この句集の一部の俳句については、野間秀樹編『韓国・朝鮮の知を読む』(クオン、2014年)、韓国版한국의 지를 읽다, 위즈덤하우스 (Wisdom House, Korea, 2014, co-authored)収録の夏石番矢「海をまたぐインスピレーション」が、古代日韓関連俳句に焦点をあてて解説を加えている。

羽田野令「夏石番矢句集『神々のフーガ』を読む」
http://www.geocities.jp/ginyu_haiku/criticism/fugahatano.pdf

朗読ビデオ
https://www.youtube.com/watch?v=80oXXntldvU


『人体オペラ』、書肆山田、1990
上製本、箱、帯付き。
「『人間』という幻想を突き破るために、人体パーツと西洋音楽を基軸に、想像力の深夜パーティーを試みた」(著者「あとがき」)。収録句に「すなあらし私の頭は無数の斜面」「深夜の水に誰か関節を与えよ」など。この句集の収録句は、最初は漢字と片仮名で作られていた。小さい病気を繰り返していた時期の作。「天高くシンフォニー的身体ひとつ」「舌の上に寺院あらわれアレグロ」などクラシック音楽への耽溺も反映している。

画像


朗読ビデオ
https://www.youtube.com/watch?v=8Ct9iafMNYc


『楽浪』、書肆山田、1992
上製本、カバー、帯付き。
221句収録。「熊野詣でを機に、旅の面白さに魅せられ、さまざまな地霊に触発されて、三十代後半に」(著者「あとがき」)まとめた句集。「地の果ての光の網よみどりごよ」「「みなかみに声の列柱あり薄暮」など。中上健次の主催する熊野大学での活動が、この句集を生んだ。1992年8月に急逝した中上への追悼句「大瀑布象の夢見て逝きし人」「夏の浪中上健次大むくろ」などのほか、韓国や出雲を詠んだ俳句も収録。

画像



『巨石巨木学』、書肆山田、1995
上製本、カバー、帯付き。
日本の古代からの信仰対象であった「巨石」や「巨木」を詠んだ338句収録した、夏石の第7句集。漢字ばかりの俳句は漢訳仏典のパロディー。四方田犬彦、石井辰彦と発行していた雑誌「三蔵」発表作が多い。

画像


吉本隆明『詩の力』(新潮文庫、2009年)の「夏石番矢」(pp. 53-55)に、漢字ばかりで作られた収録俳句3句の読解がある。

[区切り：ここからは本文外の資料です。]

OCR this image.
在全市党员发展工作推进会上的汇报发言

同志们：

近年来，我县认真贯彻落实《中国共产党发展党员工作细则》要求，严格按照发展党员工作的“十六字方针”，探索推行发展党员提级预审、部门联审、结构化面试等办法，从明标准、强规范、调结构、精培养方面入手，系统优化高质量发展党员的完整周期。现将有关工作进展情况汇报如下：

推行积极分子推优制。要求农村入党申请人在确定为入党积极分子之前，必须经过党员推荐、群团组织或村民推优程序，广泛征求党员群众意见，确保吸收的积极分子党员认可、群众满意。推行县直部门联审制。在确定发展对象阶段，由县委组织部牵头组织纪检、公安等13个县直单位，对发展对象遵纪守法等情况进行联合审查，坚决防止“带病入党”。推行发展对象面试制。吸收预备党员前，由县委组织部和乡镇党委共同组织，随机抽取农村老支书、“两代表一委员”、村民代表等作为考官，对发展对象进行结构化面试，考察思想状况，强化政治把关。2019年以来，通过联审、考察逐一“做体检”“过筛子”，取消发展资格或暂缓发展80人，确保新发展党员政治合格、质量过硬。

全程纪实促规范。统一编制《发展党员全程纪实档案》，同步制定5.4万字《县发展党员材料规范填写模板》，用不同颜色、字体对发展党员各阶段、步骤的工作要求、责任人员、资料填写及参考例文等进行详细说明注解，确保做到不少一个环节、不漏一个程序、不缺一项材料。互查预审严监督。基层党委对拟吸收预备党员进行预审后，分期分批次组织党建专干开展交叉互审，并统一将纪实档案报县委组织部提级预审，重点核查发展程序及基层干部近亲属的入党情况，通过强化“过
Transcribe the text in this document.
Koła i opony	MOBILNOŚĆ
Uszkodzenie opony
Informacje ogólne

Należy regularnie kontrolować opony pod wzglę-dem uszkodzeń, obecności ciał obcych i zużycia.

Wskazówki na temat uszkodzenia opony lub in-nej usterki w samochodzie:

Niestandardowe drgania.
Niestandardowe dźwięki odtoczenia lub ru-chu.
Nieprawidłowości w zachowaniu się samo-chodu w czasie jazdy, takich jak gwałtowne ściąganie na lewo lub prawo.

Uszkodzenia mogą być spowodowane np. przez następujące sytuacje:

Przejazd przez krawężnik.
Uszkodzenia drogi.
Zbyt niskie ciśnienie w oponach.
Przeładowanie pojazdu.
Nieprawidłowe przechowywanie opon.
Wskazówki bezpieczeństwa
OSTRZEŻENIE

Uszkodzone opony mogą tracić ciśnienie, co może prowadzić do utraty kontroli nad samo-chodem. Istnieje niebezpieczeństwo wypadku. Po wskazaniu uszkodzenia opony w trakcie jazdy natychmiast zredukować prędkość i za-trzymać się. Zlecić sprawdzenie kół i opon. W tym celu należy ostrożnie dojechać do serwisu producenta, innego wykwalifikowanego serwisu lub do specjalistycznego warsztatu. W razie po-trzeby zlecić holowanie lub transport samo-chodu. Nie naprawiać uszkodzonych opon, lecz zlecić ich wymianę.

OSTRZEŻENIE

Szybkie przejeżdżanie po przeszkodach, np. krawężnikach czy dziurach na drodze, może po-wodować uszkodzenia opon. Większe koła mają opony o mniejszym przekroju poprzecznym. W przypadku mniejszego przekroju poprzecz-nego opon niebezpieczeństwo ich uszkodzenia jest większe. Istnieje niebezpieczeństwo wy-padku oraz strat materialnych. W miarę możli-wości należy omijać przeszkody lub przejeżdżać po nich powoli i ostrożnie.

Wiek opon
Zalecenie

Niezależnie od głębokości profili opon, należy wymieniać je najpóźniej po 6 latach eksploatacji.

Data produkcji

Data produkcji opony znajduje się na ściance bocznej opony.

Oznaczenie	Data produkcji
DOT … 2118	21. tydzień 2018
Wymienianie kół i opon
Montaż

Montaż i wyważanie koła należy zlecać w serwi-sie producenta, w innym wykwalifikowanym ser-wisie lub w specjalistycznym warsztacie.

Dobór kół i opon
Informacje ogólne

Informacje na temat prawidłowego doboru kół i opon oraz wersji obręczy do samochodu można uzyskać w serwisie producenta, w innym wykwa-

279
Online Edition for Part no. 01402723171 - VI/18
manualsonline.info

『現代俳人文庫5 夏石番矢句集』、砂子屋書房、1995
並製本、ビニールカバー付き。
第1句集『猟常記』(全編収録)から第6句集『楽浪』までの俳句を抄録。吉本隆明との対談「俳句表現のアポリア」収録。

画像



『地球巡礼』、立風書房、1998
上製本、カバー、帯付き。カバーは著者が撮影したフランス・ブルターニュの教会の夕景。
バリ、チュニジア、中国、トルコ、イタリア、ニューヨーク、パリ、南仏、コルシカ、英仏海峡、ブルターニュを詠んだ467句収録の第8句集。「『海外詠』ではなく『地球詠』」(著者「あとがき」)を目指す。収録句に「肺で知る沙の地上と瑠璃のそら」「天へほほえみかける岩より大陸始まる」「日曜のミラボー橋を羽毛飛ぶ」など。
1996年~1998年、明治大学からパリ第7大学へ派遣の在外研究中に、大きく世界観が変わった。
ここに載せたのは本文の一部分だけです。